Department of Earth and Planetary Sciences, Rutgers University, New Brunswick, NJ 08854.
Department of Physics, Federal University of Santa Catarina, Florianópolis 88040-900, Brazil.
Proc Natl Acad Sci U S A. 2023 Aug 15;120(33):e2301255120. doi: 10.1073/pnas.2301255120. Epub 2023 Aug 7.

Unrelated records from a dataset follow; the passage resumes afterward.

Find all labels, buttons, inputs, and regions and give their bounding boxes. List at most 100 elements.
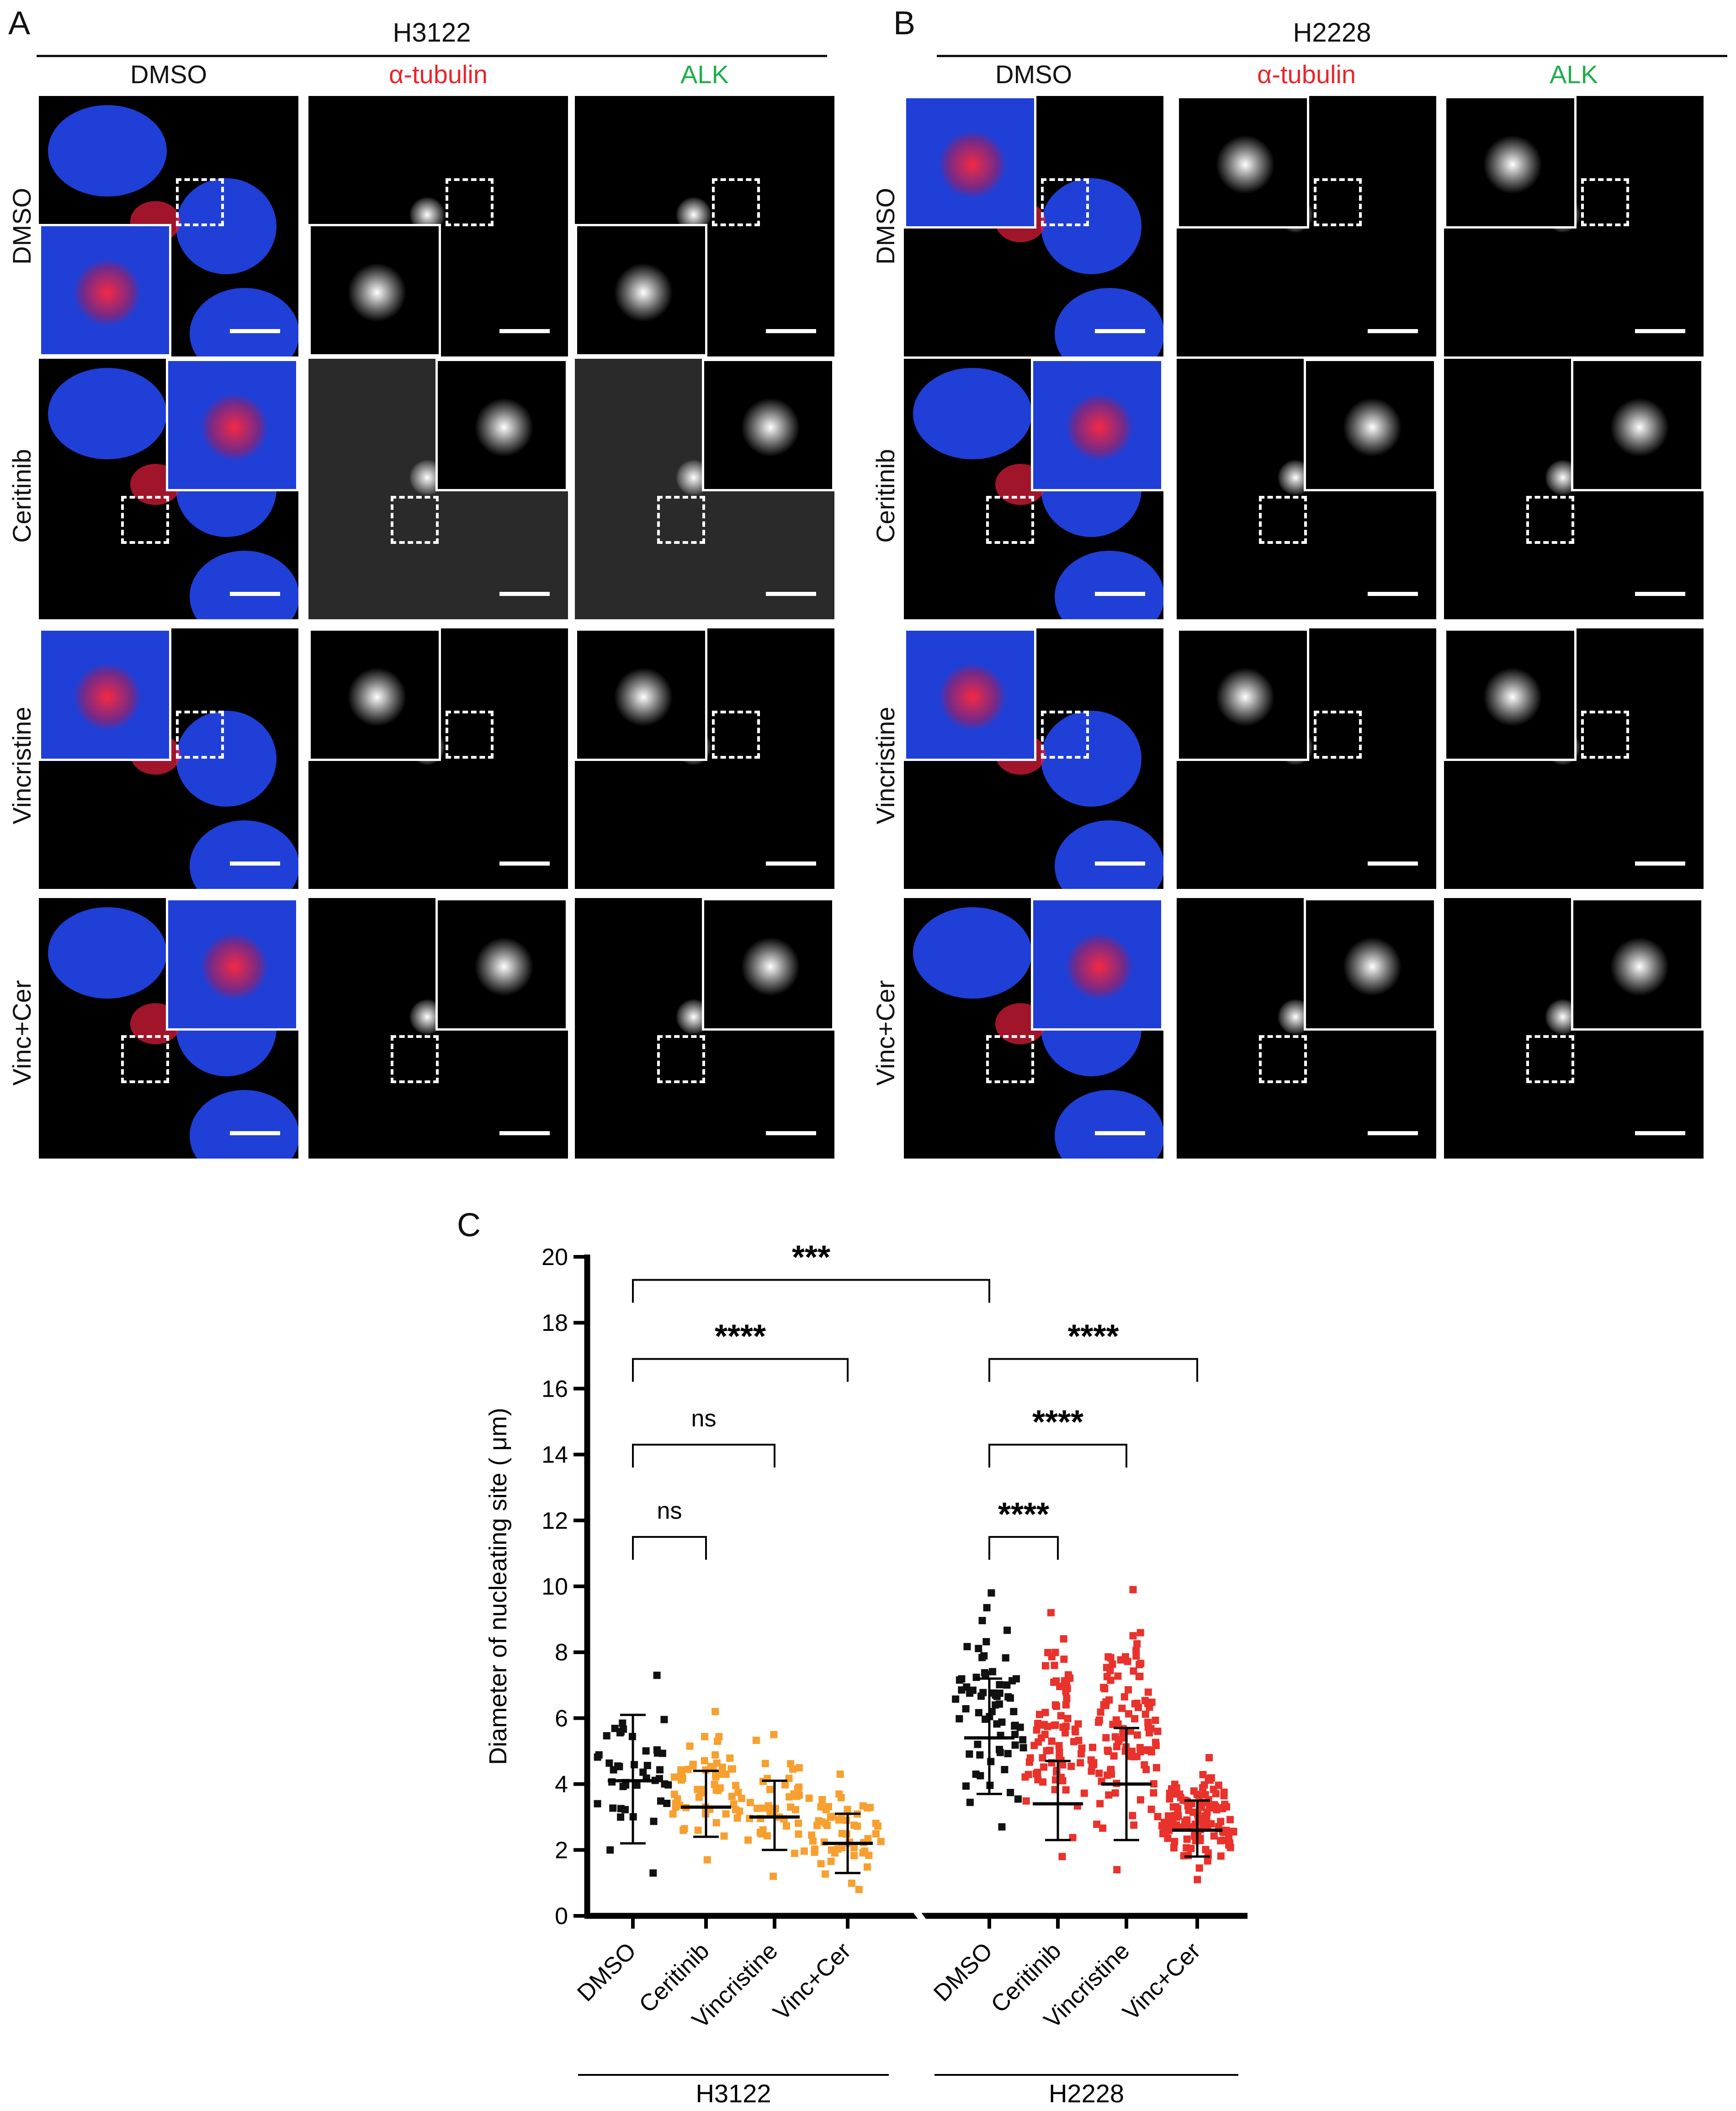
panel-b-col-dmso: DMSO bbox=[995, 60, 1072, 89]
data-point bbox=[744, 1836, 752, 1844]
micrograph-b-2-0 bbox=[1444, 96, 1704, 356]
micrograph-b-0-0 bbox=[904, 96, 1163, 356]
data-point bbox=[1088, 1767, 1095, 1775]
data-point bbox=[669, 1810, 677, 1818]
data-point bbox=[1187, 1845, 1195, 1852]
inset-signal bbox=[1216, 135, 1275, 194]
data-point bbox=[861, 1847, 869, 1855]
micrograph-a-0-1 bbox=[39, 359, 298, 619]
nucleus-shape bbox=[190, 551, 298, 619]
data-point bbox=[1144, 1688, 1152, 1696]
data-point bbox=[766, 1786, 774, 1793]
data-point bbox=[1059, 1761, 1067, 1769]
data-point bbox=[1101, 1685, 1109, 1692]
data-point bbox=[850, 1844, 858, 1852]
data-point bbox=[962, 1782, 970, 1790]
data-point bbox=[605, 1759, 613, 1767]
data-point bbox=[966, 1798, 974, 1806]
data-point bbox=[732, 1781, 740, 1789]
inset-signal bbox=[73, 258, 142, 327]
comparison-bracket bbox=[988, 1358, 1198, 1382]
data-point bbox=[621, 1806, 629, 1813]
nucleus-shape bbox=[1055, 288, 1163, 356]
data-point bbox=[1077, 1759, 1084, 1767]
data-point bbox=[1035, 1711, 1043, 1718]
zoom-inset bbox=[435, 898, 568, 1031]
data-point bbox=[1067, 1762, 1075, 1770]
roi-box bbox=[1526, 1035, 1574, 1083]
roi-box bbox=[1041, 178, 1089, 226]
inset-signal bbox=[1610, 398, 1669, 457]
data-point bbox=[1060, 1655, 1068, 1663]
data-point bbox=[1164, 1812, 1172, 1820]
axis-break bbox=[913, 1909, 926, 1923]
data-point bbox=[838, 1844, 846, 1851]
micrograph-a-0-0 bbox=[39, 96, 298, 356]
comparison-bracket bbox=[988, 1443, 1127, 1468]
data-point bbox=[1152, 1764, 1160, 1771]
data-point bbox=[729, 1765, 737, 1773]
nucleus-shape bbox=[48, 105, 167, 197]
data-point bbox=[1210, 1801, 1218, 1808]
data-point bbox=[701, 1757, 708, 1765]
micrograph-b-1-2 bbox=[1177, 628, 1436, 889]
data-point bbox=[1160, 1819, 1168, 1826]
inset-signal bbox=[474, 398, 534, 457]
scale-bar bbox=[499, 861, 550, 866]
data-point bbox=[1080, 1789, 1088, 1797]
roi-box bbox=[986, 496, 1034, 544]
micrograph-a-2-2 bbox=[575, 628, 834, 889]
data-point bbox=[963, 1643, 971, 1650]
data-point bbox=[738, 1795, 745, 1803]
data-point bbox=[1104, 1748, 1112, 1755]
scale-bar bbox=[1635, 592, 1685, 596]
micrograph-b-1-0 bbox=[1177, 96, 1436, 356]
micrograph-b-0-1 bbox=[904, 359, 1163, 619]
zoom-inset bbox=[904, 628, 1036, 761]
inset-signal bbox=[741, 937, 800, 996]
data-point bbox=[1039, 1754, 1046, 1762]
panel-b-col-alk: ALK bbox=[1550, 60, 1598, 89]
data-point bbox=[1062, 1688, 1070, 1696]
data-point bbox=[1183, 1835, 1191, 1843]
inset-signal bbox=[938, 663, 1007, 731]
nucleus-shape bbox=[48, 368, 167, 459]
data-point bbox=[848, 1879, 855, 1887]
significance-label: ns bbox=[657, 1498, 682, 1524]
panel-b-letter: B bbox=[893, 5, 916, 42]
micrograph-b-0-2 bbox=[904, 628, 1163, 889]
data-point bbox=[1105, 1696, 1113, 1704]
data-point bbox=[978, 1616, 986, 1624]
data-point bbox=[1060, 1635, 1067, 1643]
data-point bbox=[1062, 1729, 1069, 1737]
data-point bbox=[1120, 1693, 1128, 1701]
scale-bar bbox=[1635, 861, 1685, 866]
data-point bbox=[1096, 1800, 1104, 1808]
data-point bbox=[1206, 1776, 1214, 1784]
data-point bbox=[686, 1742, 694, 1750]
scale-bar bbox=[499, 329, 550, 333]
data-point bbox=[1147, 1805, 1155, 1813]
data-point bbox=[795, 1830, 802, 1838]
data-point bbox=[684, 1765, 692, 1773]
data-point bbox=[993, 1720, 1001, 1728]
data-point bbox=[818, 1796, 826, 1803]
data-point bbox=[1089, 1744, 1097, 1751]
data-point bbox=[1215, 1823, 1222, 1830]
zoom-inset bbox=[308, 224, 441, 356]
data-point bbox=[1128, 1747, 1136, 1755]
data-point bbox=[1226, 1844, 1234, 1851]
scale-bar bbox=[1095, 329, 1145, 333]
data-point bbox=[1125, 1710, 1132, 1718]
data-point bbox=[680, 1825, 688, 1833]
data-point bbox=[718, 1763, 726, 1771]
data-point bbox=[633, 1781, 641, 1789]
data-point bbox=[874, 1822, 881, 1830]
data-point bbox=[1129, 1812, 1136, 1819]
data-point bbox=[616, 1763, 623, 1771]
scale-bar bbox=[766, 329, 816, 333]
zoom-inset bbox=[1031, 359, 1163, 491]
significance-label: **** bbox=[1032, 1404, 1083, 1441]
data-point bbox=[995, 1745, 1003, 1753]
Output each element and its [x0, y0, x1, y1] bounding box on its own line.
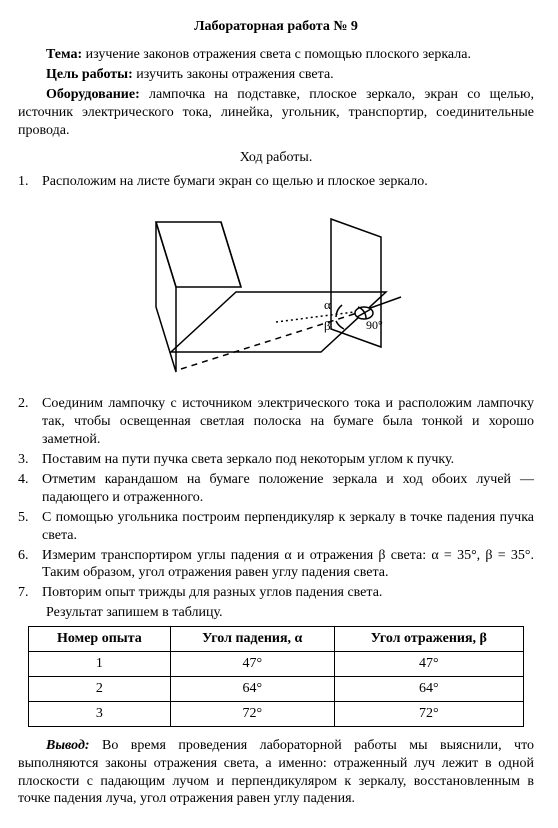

Forest-savanna boundaries are ecotones that support complex ecosystem functions and are sensitive to biotic/abiotic perturbations. What drives their distribution today and how it may shift in the future are open questions. Feedbacks among climate, fire, herbivory, and land use are known drivers. Here, we show that alternating seasonal drought and waterlogging stress favors the dominance of savanna-like ecosystems over forests. We track the seasonal water-table depth as an indicator of water stress when too deep and oxygen stress when too shallow and map forest/savanna occurrence within this double-stress space in the neotropics. We find that under a given annual precipitation, savannas are favored in landscape positions experiencing double stress, which is more common as the dry season strengthens (climate driver) but only found in waterlogged lowlands (terrain driver). We further show that hydrological changes at the end of the century may expose some flooded forests to savanna expansion, affecting biodiversity and soil carbon storage. Our results highlight the importance of land hydrology in understanding/predicting forest-savanna transitions in a changing world.
森林-稀树草原边界是支持复杂生态系统功能的生态过渡带,对生物/非生物干扰很敏感。是什么驱动了它们今天的分布,以及未来可能会如何变化,这些都是悬而未决的问题。气候、火灾、食草和土地利用之间的反馈是已知的驱动因素。在这里,我们表明,季节性干湿交替压力有利于类似于稀树草原的生态系统对森林的优势。我们跟踪季节性地下水位深度,作为当水位过深时出现水压力和当水位过浅时出现氧气压力的指标,并在新热带地区的这个双重压力空间内绘制森林/稀树草原的出现情况。我们发现,在给定的年降水量下,在经历双重压力的景观位置上,稀树草原更受欢迎,这种情况在旱季增强时(气候驱动因素)更为常见,但只在水涝的低地(地形驱动因素)中发现。我们进一步表明,本世纪末的水文变化可能会使一些被洪水淹没的森林面临稀树草原扩张的风险,从而影响生物多样性和土壤碳储存。我们的研究结果强调了土地水文学在理解/预测变化世界中的森林-稀树草原转变中的重要性。